Quindi, mentre da un lato vi è questa sentenza, dall’altra vi è un’incredibile levata di scudi che arriva proprio nei giorni in cui si è verificato il disastro che nessuno avrebbe mai potuto prevedere. “Arriva da parte di chi non ha mai ritenuto di dover far qualcosa e investire in questa trasformazione energetica, soprattutto in settori come quello petrolifero“, aggiunge Onufrio.

“In Italia, ad esempio, abbiamo portato avanti una campagna criticando il piano di Eni e denunciato più volte i ritardi dell’industria dell’auto. Di contro, abbiamo visto come anche negli ultimi mesi la lobby del fossile abbia cercato e stia tuttora cercando di rallentare il percorso verso la transizione“.

Che ne sarà del piano di Bruxelles?

L’esperto di politiche e mercati energetici e fondatore del think tank sul cambiamento climatico, Matteo Leonardi, ha affermato che sarebbe proprio questo il problema. Secondo l’esperto, infatti, il piano della Commissione andrebbe valutato su più livelli.

Se consideriamo esclusivamente l’obiettivo di mantenere l’aumento della temperatura al di sotto di 1,5°C, allora il nuovo piano è del tutto insufficiente, è un dato di fatto. “Ma va considerato che l’Ue, in piena pandemia, ha messo sul piatto prima della COP26 un piano di decarbonizzazione al 2050 con il quale non si fa soffiare la guida delle politiche globali sul clima, neppure dagli Stai Uniti di Biden”, afferma Leonardi.

Anche secondo l’esperto il piano poteva essere di gran lunga più ambizioso, ad esempio per quanto riguarda il settore delle rinnovabili oppure nel definire il gas come parte del problema, ma su altri punti, invece, come l’automotive, il percorso indicato è ben definito.

“Poco mi preoccupa se parliamo di 2030 o 2035 per la fine del motore termico, perché credo che anche nel secondo caso, se un cittadino europeo dovrà cambiare la propria vettura a questo punto sceglierà l’opzione che potrà guidare a lungo, senza doverla poi cambiare nel giro di pochi anni. E allo stesso tempo, anche l’industria dovrà invertire rotta e flusso di investimenti, praticamente subito”. Ammesso sempre che il piano resti questo.
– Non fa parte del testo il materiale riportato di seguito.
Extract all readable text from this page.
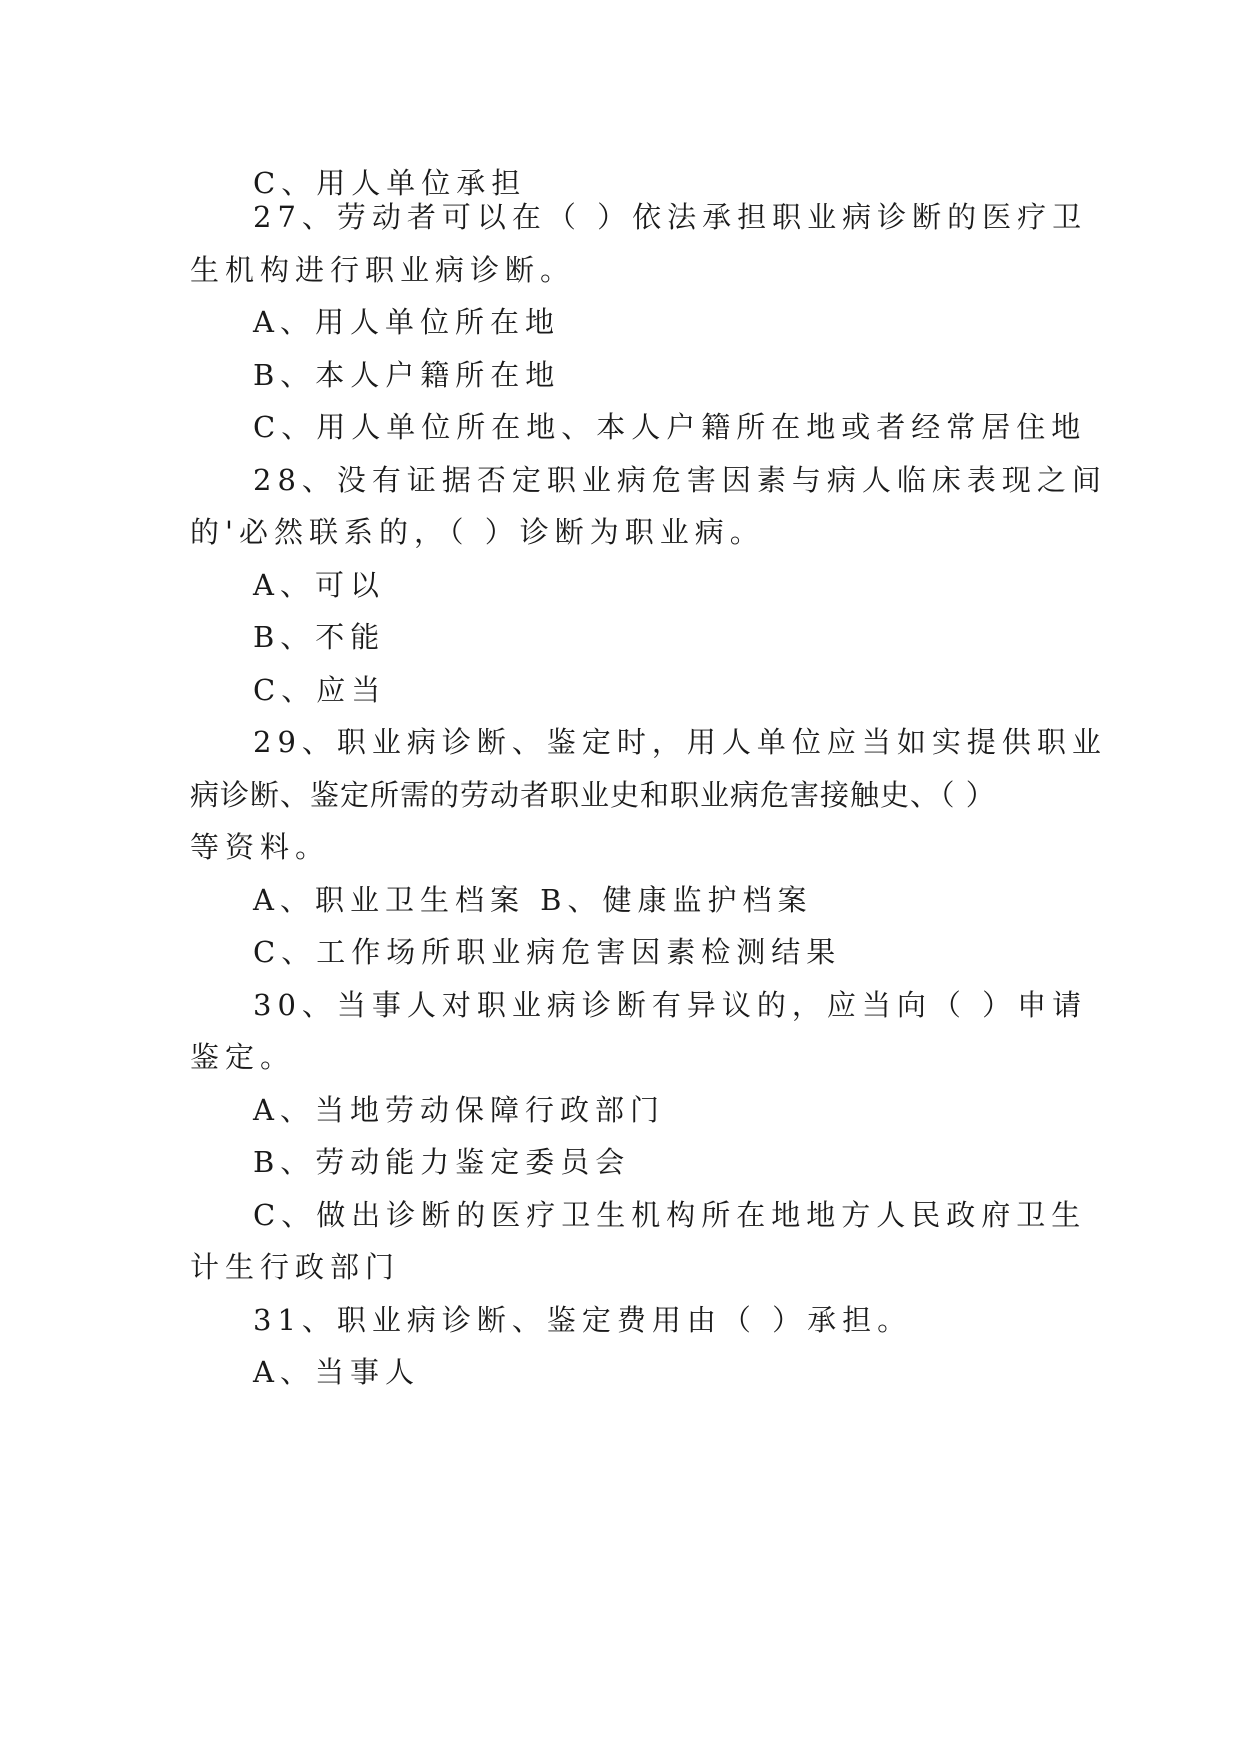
C、用人单位承担
27、劳动者可以在（ ）依法承担职业病诊断的医疗卫
生机构进行职业病诊断。
A、用人单位所在地
B、本人户籍所在地
C、用人单位所在地、本人户籍所在地或者经常居住地
28、没有证据否定职业病危害因素与病人临床表现之间
的'必然联系的，（ ）诊断为职业病。
A、可以
B、不能
C、应当
29、职业病诊断、鉴定时，用人单位应当如实提供职业
病诊断、鉴定所需的劳动者职业史和职业病危害接触史、（ ）
等资料。
A、职业卫生档案 B、健康监护档案
C、工作场所职业病危害因素检测结果
30、当事人对职业病诊断有异议的，应当向（ ）申请
鉴定。
A、当地劳动保障行政部门
B、劳动能力鉴定委员会
C、做出诊断的医疗卫生机构所在地地方人民政府卫生
计生行政部门
31、职业病诊断、鉴定费用由（ ）承担。
A、当事人
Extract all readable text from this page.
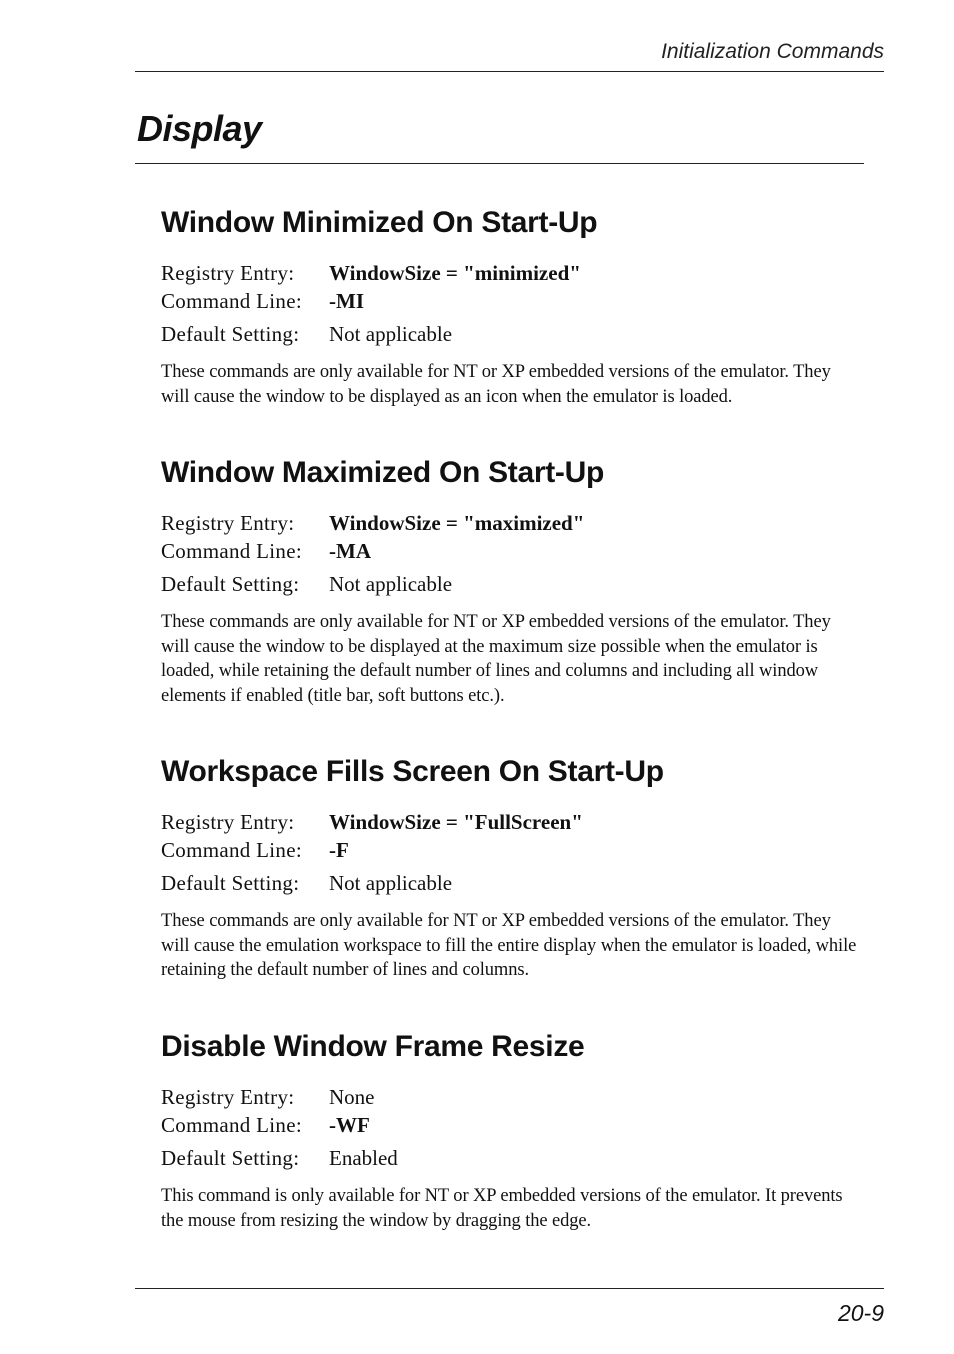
Initialization Commands
Display
Window Minimized On Start-Up
Registry Entry:	WindowSize = "minimized"
Command Line:	-MI
Default Setting:	Not applicable

These commands are only available for NT or XP embedded versions of the emulator. They will cause the window to be displayed as an icon when the emulator is loaded.

Window Maximized On Start-Up
Registry Entry:	WindowSize = "maximized"
Command Line:	-MA
Default Setting:	Not applicable

These commands are only available for NT or XP embedded versions of the emulator. They will cause the window to be displayed at the maximum size possible when the emulator is loaded, while retaining the default number of lines and columns and including all window elements if enabled (title bar, soft buttons etc.).

Workspace Fills Screen On Start-Up
Registry Entry:	WindowSize = "FullScreen"
Command Line:	-F
Default Setting:	Not applicable

These commands are only available for NT or XP embedded versions of the emulator. They will cause the emulation workspace to fill the entire display when the emulator is loaded, while retaining the default number of lines and columns.

Disable Window Frame Resize
Registry Entry:	None
Command Line:	-WF
Default Setting:	Enabled

This command is only available for NT or XP embedded versions of the emulator. It prevents the mouse from resizing the window by dragging the edge.

20-9
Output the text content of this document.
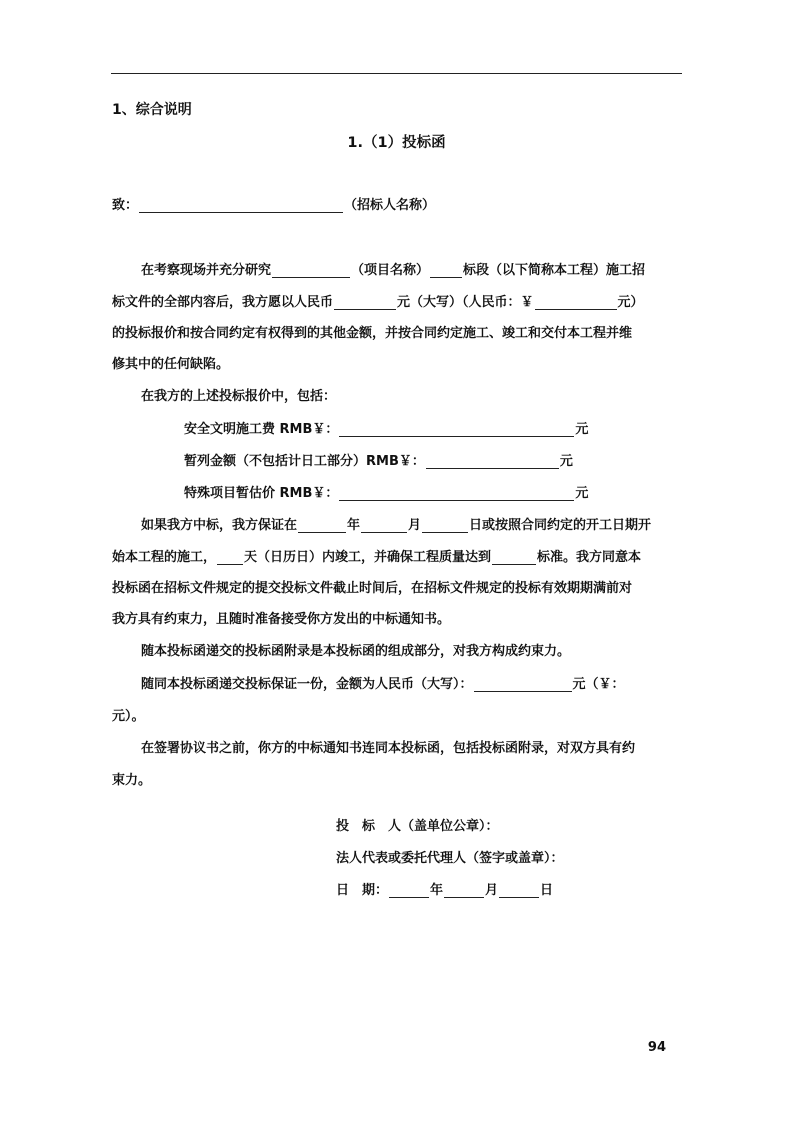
1、综合说明
1.（1）投标函
致：	（招标人名称）
在考察现场并充分研究	（项目名称）	标段（以下简称本工程）施工招
标文件的全部内容后，我方愿以人民币	元（大写）（人民币：￥	元）
的投标报价和按合同约定有权得到的其他金额，并按合同约定施工、竣工和交付本工程并维
修其中的任何缺陷。
在我方的上述投标报价中，包括：
安全文明施工费 RMB￥：	元
暂列金额（不包括计日工部分）RMB￥：	元
特殊项目暂估价 RMB￥：	元
如果我方中标，我方保证在	年	月	日或按照合同约定的开工日期开
始本工程的施工， 天（日历日）内竣工，并确保工程质量达到	标准。我方同意本
投标函在招标文件规定的提交投标文件截止时间后，在招标文件规定的投标有效期期满前对
我方具有约束力，且随时准备接受你方发出的中标通知书。
随本投标函递交的投标函附录是本投标函的组成部分，对我方构成约束力。
随同本投标函递交投标保证一份，金额为人民币（大写）：	元（￥：
元）。
在签署协议书之前，你方的中标通知书连同本投标函，包括投标函附录，对双方具有约
束力。
投　标　人（盖单位公章）：
法人代表或委托代理人（签字或盖章）：
日　期：	年	月	日
94
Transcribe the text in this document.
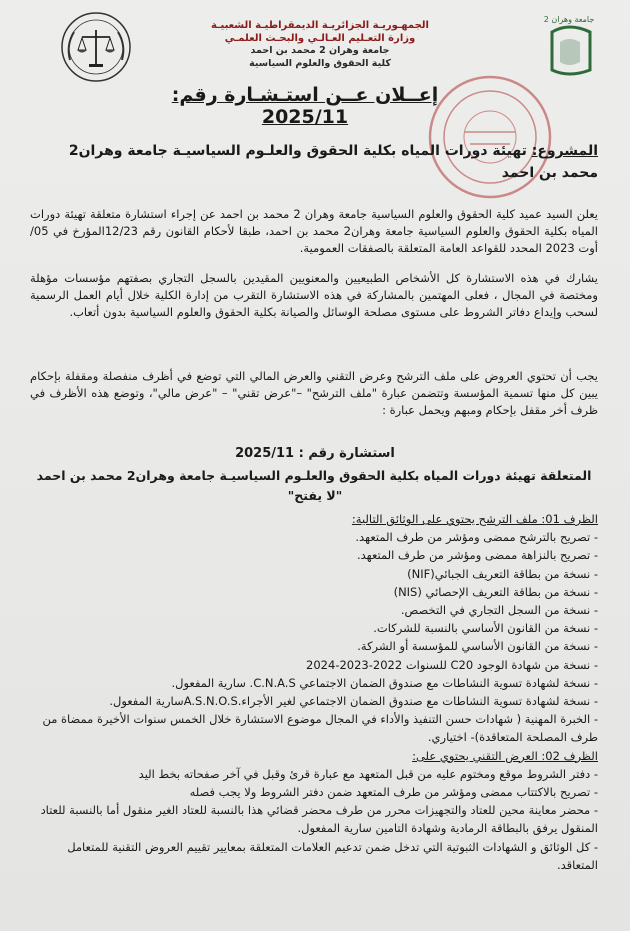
الجمهـوريـة الجزائريـة الديمقراطيـة الشعبيـة
وزارة التعـليم العـالـي والبحـث العلمـي
جامعة وهران 2 محمد بن احمد
كلية الحقوق والعلوم السياسية
جامعة وهران 2
إعــلان عــن استـشـارة رقم: 2025/11
المشروع: تهيئة دورات المياه بكلية الحقوق والعلـوم السياسيـة جامعة وهران2 محمد بن احمد
يعلن السيد عميد كلية الحقوق والعلوم السياسية جامعة وهران 2 محمد بن احمد عن إجراء استشارة متعلقة تهيئة دورات المياه بكلية الحقوق والعلوم السياسية جامعة وهران2 محمد بن احمد، طبقا لأحكام القانون رقم 12/23المؤرخ في 05/ أوت 2023 المحدد للقواعد العامة المتعلقة بالصفقات العمومية.
يشارك في هذه الاستشارة كل الأشخاص الطبيعيين والمعنويين المقيدين بالسجل التجاري بصفتهم مؤسسات مؤهلة ومختصة في المجال ، فعلى المهتمين بالمشاركة في هذه الاستشارة التقرب من إدارة الكلية خلال أيام العمل الرسمية لسحب وإيداع دفاتر الشروط على مستوى مصلحة الوسائل والصيانة بكلية الحقوق والعلوم السياسية بدون أتعاب.
يجب أن تحتوي العروض على ملف الترشح وعرض التقني والعرض المالي التي توضع في أظرف منفصلة ومقفلة بإحكام يبين كل منها تسمية المؤسسة وتتضمن عبارة "ملف الترشح" –"عرض تقني" – "عرض مالي"، وتوضع هذه الأظرف في ظرف أخر مقفل بإحكام ومبهم ويحمل عبارة :
استشارة رقم : 2025/11
المتعلقة تهيئة دورات المياه بكلية الحقوق والعلـوم السياسيـة جامعة وهران2 محمد بن احمد
"لا يفتح"
الظرف 01: ملف الترشح يحتوي على الوثائق التالية:
- تصريح بالترشح ممضى ومؤشر من طرف المتعهد.
- تصريح بالنزاهة ممضى ومؤشر من طرف المتعهد.
- نسخة من بطاقة التعريف الجبائي(NIF)
- نسخة من بطاقة التعريف الإحصائي (NIS)
- نسخة من السجل التجاري في التخصص.
- نسخة من القانون الأساسي بالنسبة للشركات.
- نسخة من القانون الأساسي للمؤسسة أو الشركة.
- نسخة من شهادة الوجود C20 للسنوات 2022-2023-2024
- نسخة لشهادة تسوية النشاطات مع صندوق الضمان الاجتماعي C.N.A.S. سارية المفعول.
- نسخة لشهادة تسوية النشاطات مع صندوق الضمان الاجتماعي لغير الأجراء.A.S.N.O.Sسارية المفعول.
- الخبرة المهنية ( شهادات حسن التنفيذ والأداء في المجال موضوع الاستشارة خلال الخمس سنوات الأخيرة ممضاة من طرف المصلحة المتعاقدة)- اختياري.
الظرف 02: العرض التقني يحتوي على:
- دفتر الشروط موقع ومختوم عليه من قبل المتعهد مع عبارة قرئ وقبل في آخر صفحاته بخط اليد
- تصريح بالاكتتاب ممضى ومؤشر من طرف المتعهد ضمن دفتر الشروط ولا يجب فصله
- محضر معاينة محين للعتاد والتجهيزات محرر من طرف محضر قضائي هذا بالنسبة للعتاد الغير منقول أما بالنسبة للعتاد المنقول يرفق بالبطاقة الرمادية وشهادة التامين سارية المفعول.
- كل الوثائق و الشهادات الثبوتية التي تدخل ضمن تدعيم العلامات المتعلقة بمعايير تقييم العروض التقنية للمتعامل المتعاقد.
Il fatto di mantenere il progetto così com’è, infatti, non è per nulla scontato e ancora meno semplice da ottenere. Si tratta infatti di due anni importantissimi sul piano climatico e gli ostacoli politici no sono pochi. Le pressioni esercitate e le critiche mosse in questi giorni potrebbero essere solo un assaggio di tutto quello che ci troveremo ad affrontare nel giro del prossimo biennio.